3.7.3 THE NULL STREAM
Any of the asynchronous memcpy functions may be called with NULL as the stream parameter, and the memcpy will not be initiated until all preceding operations on the GPU have been completed; in effect, the NULL stream is a join of all the engines on the GPU. Additionally, all streamed memcpy functions are asynchronous, potentially returning control to the application before the memcpy has been performed. The NULL stream is most useful for facilitating CPU/GPU concurrency in applications that have no need for the intra-GPU concurrency facilitated by multiple streams. Once a streamed operation has been initiated with the NULL stream, the application must use synchronization functions such as cuCtxSynchronize() or CUDAThreadSynchronize() to ensure that the operation has been completed before proceeding. But the application may request many such operations before performing the synchronization. For example, the application may perform
an asynchronous host→device memcpy
one or more kernel launches
an asynchronous device→host memcpy
before synchronizing with the context. The cuCtxSynchronize() or CUDAThreadSynchronize() call returns after the GPU has performed the last-requested operation. This idiom is especially useful when performing
smaller memcpy's or launching kernels that will not run for long. The CUDA driver takes valuable CPU time to write commands to the GPU, and overlapping that CPU execution with the GPU's processing of the commands can improve performance.

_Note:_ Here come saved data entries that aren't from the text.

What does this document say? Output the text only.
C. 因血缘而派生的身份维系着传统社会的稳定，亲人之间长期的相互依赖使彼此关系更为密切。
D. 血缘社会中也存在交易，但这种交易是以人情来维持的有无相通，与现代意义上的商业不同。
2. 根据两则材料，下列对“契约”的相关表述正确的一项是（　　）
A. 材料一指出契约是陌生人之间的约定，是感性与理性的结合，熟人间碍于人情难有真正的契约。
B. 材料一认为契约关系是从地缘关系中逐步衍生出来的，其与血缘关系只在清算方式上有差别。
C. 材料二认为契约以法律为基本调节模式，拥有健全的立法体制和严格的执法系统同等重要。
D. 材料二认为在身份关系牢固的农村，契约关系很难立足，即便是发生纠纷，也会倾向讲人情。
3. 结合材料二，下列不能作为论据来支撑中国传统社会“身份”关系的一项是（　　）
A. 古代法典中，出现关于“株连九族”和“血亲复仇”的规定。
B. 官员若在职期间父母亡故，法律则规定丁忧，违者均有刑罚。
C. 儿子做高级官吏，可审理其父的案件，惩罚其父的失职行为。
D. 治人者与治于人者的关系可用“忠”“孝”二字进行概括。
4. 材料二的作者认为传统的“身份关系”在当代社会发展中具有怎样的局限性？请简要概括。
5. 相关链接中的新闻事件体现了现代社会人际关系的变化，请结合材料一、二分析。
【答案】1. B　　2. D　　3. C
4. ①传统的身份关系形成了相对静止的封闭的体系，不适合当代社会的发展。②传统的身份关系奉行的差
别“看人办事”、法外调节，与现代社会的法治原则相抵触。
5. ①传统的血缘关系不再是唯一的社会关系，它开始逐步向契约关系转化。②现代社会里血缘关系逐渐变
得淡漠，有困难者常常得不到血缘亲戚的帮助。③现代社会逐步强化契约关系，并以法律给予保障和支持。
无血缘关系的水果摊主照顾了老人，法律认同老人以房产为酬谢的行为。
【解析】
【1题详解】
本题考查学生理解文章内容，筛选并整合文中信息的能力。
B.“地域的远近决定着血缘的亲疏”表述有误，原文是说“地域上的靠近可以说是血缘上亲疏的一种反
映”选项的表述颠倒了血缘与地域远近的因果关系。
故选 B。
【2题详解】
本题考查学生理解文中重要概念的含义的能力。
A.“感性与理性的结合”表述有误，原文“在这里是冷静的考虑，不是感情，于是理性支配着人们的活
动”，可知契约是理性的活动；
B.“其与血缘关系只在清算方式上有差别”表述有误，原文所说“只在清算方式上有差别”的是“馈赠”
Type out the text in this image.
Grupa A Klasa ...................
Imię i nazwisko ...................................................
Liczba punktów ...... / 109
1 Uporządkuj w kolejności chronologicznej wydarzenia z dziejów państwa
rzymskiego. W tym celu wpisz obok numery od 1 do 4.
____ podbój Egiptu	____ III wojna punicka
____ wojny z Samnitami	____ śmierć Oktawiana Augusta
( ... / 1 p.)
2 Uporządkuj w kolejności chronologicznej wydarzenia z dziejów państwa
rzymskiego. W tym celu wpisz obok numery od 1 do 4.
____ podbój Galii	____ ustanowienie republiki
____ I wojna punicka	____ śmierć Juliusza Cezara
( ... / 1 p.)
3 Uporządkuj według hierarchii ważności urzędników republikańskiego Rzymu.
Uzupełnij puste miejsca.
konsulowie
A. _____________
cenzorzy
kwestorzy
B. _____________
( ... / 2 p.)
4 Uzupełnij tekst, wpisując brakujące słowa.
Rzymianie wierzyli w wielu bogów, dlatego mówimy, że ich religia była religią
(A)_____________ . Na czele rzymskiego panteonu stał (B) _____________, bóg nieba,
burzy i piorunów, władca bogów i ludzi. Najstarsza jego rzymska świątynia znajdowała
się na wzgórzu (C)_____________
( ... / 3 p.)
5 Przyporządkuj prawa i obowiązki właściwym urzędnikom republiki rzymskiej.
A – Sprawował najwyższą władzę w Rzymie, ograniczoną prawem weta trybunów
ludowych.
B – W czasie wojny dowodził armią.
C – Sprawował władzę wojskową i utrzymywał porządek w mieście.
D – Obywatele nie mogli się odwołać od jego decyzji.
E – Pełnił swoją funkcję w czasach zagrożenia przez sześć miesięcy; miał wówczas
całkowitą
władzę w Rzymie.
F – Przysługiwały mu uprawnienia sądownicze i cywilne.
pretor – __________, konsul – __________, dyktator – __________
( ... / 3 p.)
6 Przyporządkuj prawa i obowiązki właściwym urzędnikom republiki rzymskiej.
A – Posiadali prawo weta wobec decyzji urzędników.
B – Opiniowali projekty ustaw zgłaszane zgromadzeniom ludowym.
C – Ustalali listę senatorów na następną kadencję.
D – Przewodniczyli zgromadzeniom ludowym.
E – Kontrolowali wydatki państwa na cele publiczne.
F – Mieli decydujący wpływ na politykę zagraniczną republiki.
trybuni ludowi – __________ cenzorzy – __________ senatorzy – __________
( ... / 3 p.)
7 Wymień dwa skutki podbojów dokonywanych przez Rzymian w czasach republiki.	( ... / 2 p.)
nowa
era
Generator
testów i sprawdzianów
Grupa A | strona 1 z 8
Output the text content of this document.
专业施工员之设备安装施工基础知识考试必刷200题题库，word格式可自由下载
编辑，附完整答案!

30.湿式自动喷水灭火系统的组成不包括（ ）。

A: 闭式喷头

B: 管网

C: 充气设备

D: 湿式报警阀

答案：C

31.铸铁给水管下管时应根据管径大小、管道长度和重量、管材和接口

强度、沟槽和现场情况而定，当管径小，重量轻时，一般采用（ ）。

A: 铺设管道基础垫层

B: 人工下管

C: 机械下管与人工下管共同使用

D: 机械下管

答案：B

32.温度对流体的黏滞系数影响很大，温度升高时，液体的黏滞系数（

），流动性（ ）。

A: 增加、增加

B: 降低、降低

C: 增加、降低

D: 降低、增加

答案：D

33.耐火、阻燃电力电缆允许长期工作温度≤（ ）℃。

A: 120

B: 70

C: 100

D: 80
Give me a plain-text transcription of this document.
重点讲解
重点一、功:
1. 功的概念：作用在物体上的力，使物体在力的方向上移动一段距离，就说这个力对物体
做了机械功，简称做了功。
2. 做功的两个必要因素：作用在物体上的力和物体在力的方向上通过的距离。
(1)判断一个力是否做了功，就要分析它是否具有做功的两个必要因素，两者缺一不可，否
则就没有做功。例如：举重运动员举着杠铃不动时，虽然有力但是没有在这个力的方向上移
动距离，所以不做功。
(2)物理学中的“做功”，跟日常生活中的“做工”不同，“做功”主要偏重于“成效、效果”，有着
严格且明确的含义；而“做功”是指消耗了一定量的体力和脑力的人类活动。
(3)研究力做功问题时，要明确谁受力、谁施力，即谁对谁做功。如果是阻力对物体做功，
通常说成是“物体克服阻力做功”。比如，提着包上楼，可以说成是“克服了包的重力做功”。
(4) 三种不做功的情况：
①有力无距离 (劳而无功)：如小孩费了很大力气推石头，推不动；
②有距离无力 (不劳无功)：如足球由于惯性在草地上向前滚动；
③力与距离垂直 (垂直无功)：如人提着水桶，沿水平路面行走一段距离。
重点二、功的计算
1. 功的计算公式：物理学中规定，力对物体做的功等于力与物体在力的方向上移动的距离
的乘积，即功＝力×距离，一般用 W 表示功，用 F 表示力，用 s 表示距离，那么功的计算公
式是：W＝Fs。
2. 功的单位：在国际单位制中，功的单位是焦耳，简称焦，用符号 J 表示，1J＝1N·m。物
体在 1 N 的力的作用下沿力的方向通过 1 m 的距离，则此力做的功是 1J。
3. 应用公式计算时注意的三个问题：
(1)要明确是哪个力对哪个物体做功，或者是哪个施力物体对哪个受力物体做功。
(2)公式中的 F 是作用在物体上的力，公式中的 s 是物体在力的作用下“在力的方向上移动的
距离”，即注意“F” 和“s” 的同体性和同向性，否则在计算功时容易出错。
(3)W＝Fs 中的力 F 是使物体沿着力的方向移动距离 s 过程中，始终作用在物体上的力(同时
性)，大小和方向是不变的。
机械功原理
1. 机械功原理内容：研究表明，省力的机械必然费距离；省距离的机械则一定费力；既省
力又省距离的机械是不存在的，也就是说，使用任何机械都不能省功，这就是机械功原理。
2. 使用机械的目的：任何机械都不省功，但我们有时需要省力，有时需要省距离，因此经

Note: Even in CUDA 1.0, kernel launches were asynchronous; the NULL stream is implicitly specified to any kernel launch in which no stream is explicitly specified.
3.7.4 EVENTS
CUDA events present another mechanism for synchronization. Introduced at the same time as CUDA streams, "recording" CUDA events is a way for applications to track progress within a CUDA stream. All CUDA events work by writing a shared sync memory location when all preceding operations in the CUDA stream have been performed. Querying the CUDA event causes the driver to peek at this memory location and report whether the event has been recorded; synchronizing with the CUDA event causes the driver to wait until the event has been recorded.
Optionally, CUDA events also can write a timestamp derived from a high-resolution timer in the hardware. Event-based timing can be more robust than CPU-based timing, especially for smaller operations, because it is not subject to spurious unrelated events (such as page faults or network traffic) that may affect wall-clock timing by the CPU. Wall-clock times are definitive because they are a better approximation of what the end users sees, so CUDA events are best used for performance tuning during product development.[11]
Timing using CUDA events is best performed in conjunction with the NULL stream. This rule of thumb is motivated by reasons similar to the reasons RDTSC (Read TimeStamp Counter) is a serializing instruction on the CPU: Just as the CPU is a superscalar processor that can execute many instructions at once, the GPU can be operating on multiple streams at the same time. Without explicit serialization, a timing operation may inadvertently include operations that were not intended to be timed or may exclude operations that were supposed to be timed. As with RDTSC, the trick is to bracket the CUDA event
recordings with enough work that the overhead of performing the timing itself is negligible.
CUDA events optionally can cause an interrupt to be signaled by the hardware, enabling the driver to perform a so-called "blocking" wait. Blocking waits suspend the waiting CPU thread, saving CPU clock cycles and power while the driver waits for the GPU. Before blocking waits became available, CUDA developers commonly complained that the CUDA driver burned a whole CPU core waiting for the GPU by polling a memory location. At the same time, blocking waits may take longer due to the overhead of handling the interrupt, so latency-sensitive applications may still wish to use the default polling behavior.